Tuesday, February 24, 2009

...my stupid back. My father-in-law was having something similar but then eventually one day he got out of bed and instead of the pain going away it got worse. He's scheduled for back surgery now. If the same happens to me I guess I'll be ruined. My new career will be ruined, etc. I'm not getting any better. I'll get out my old inversion machine today.

Anyway up again early because the pain was too much. This all happened because I was helping someone get to their bedside commode and they surprised me by not using their legs at all. They literally lifted their legs off the ground at the same time that it turns out they had very strong arms. It was like a 180 pound baby monkey wrapped around me, holding on to my neck.

I once deadlifted 465 pounds but, exactly doing that sort of thing originally weakened my back and 180 pound baby monkeys just aren't a good thing these days.

I'm happier then I've been in the past and gee whiz, people like happy people better. The bastards.

No really. They suck for that.

This also partially depends on whether or not they feel inferior/threatened or superior/not threatened by you. Of course best of all if it's neither. Neither is harder though. The reality for example at work is that people talk bad about one another behind their backs. I don't. (Well except for what little I just said in this blog about a coworker being effeminate and not well read, etc. But I think that's OK because it will never have any ramifications upon him.) But there we are with lots of talking bad about people behind their backs (which I actually speak out on whoever's behalf, even though it could cause people in turn to not like me). Add in the unoccasional firing and to really truly get out of thinking of people as potential threats would seem not so easy.
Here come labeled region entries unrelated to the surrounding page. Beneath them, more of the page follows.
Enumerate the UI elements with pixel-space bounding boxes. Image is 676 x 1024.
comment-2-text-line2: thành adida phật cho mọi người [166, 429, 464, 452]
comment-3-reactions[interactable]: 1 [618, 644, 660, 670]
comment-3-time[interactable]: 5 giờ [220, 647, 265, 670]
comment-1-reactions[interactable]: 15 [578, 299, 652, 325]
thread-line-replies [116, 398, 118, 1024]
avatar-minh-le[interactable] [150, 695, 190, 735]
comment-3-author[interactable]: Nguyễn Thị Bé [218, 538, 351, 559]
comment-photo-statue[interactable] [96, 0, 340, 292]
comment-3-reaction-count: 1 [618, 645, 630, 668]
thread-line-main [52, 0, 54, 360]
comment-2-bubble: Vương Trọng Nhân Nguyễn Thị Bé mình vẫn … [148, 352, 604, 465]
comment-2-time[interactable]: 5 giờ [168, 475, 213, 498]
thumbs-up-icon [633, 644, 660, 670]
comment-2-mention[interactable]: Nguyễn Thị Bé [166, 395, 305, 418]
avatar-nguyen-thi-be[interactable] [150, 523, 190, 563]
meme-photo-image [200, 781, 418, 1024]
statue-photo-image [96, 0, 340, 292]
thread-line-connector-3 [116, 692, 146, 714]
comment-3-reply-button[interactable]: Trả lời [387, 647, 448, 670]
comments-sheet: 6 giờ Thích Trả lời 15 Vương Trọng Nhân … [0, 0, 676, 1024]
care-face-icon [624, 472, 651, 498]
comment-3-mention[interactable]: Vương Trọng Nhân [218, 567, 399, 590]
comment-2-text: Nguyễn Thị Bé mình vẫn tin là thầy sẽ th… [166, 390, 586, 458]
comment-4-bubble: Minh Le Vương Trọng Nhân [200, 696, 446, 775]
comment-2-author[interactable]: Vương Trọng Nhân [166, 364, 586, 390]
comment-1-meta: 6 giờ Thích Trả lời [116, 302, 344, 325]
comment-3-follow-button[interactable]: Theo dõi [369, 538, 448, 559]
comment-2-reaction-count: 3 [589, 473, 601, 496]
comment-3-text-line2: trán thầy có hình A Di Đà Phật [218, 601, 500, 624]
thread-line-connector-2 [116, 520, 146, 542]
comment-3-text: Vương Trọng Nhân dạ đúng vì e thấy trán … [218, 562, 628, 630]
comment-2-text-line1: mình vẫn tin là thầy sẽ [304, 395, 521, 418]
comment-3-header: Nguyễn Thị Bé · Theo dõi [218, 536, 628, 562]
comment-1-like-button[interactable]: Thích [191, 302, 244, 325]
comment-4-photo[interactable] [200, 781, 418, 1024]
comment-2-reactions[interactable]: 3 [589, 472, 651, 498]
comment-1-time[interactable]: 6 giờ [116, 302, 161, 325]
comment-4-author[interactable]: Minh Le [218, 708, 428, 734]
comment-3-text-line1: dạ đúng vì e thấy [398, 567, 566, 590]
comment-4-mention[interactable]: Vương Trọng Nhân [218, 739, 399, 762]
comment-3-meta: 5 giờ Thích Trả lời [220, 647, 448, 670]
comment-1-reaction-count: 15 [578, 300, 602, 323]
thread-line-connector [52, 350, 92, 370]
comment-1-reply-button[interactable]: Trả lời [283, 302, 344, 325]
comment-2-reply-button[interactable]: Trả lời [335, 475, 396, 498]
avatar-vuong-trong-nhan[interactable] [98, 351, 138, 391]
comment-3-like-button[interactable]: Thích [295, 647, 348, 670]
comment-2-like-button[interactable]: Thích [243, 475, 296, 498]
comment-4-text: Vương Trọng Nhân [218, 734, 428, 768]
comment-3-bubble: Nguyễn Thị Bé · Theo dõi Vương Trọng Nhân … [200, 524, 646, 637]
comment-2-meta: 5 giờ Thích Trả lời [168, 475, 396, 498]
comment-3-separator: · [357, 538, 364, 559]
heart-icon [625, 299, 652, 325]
Anyway if you feel superior or at least equal and/or unthreatened then someone being unhappy isn't such a bad thing. You can even respond by feeling the need to be happier then you'd normally be; to try to cheer them up. For some people the very fact that you seem unhappy makes them feel superior no matter your relative intelligence level. Well maybe not exactly. But something that amounts to the same.

Unfortunately if they feel inferior to you at the same time that they see you're unhappy then they'll really dislike you. They will feel that they cannot be happy in your presence. That to do so would mark them as a really stupid person and that as they are inferior to you they really ought to just mirror your mood; at least until they can get away from you, which they'll be doing as soon as possible.

So then those are the people who "suck". I guess.

So then:
An inferior will mirror unhappiness.
A threatened will mirror unhappiness.
An inferior will see happiness as a show of dominance/a threat.
A threatened will see happiness as a threat.

A superior can do whatever they want. If they're nice they can try to cheer you up by being happy when you're sad. In which case it will just backfire if the other person in turn feels threatened by you or feels inferior. It will just look like dominance to them.

If a superior wants to be unhappy, they'll of course do so. And the inferior will want to run far away from your mood dominance.

If you manage to be unthreatened by one another (as rare as that is) then you both can actually just be.

So then how can I make all people never feel threatened by me? What magic trick can I do? Like Lynch's high pitched nasal voice. I can't imagine people feeling very threatened by him. He is rare though.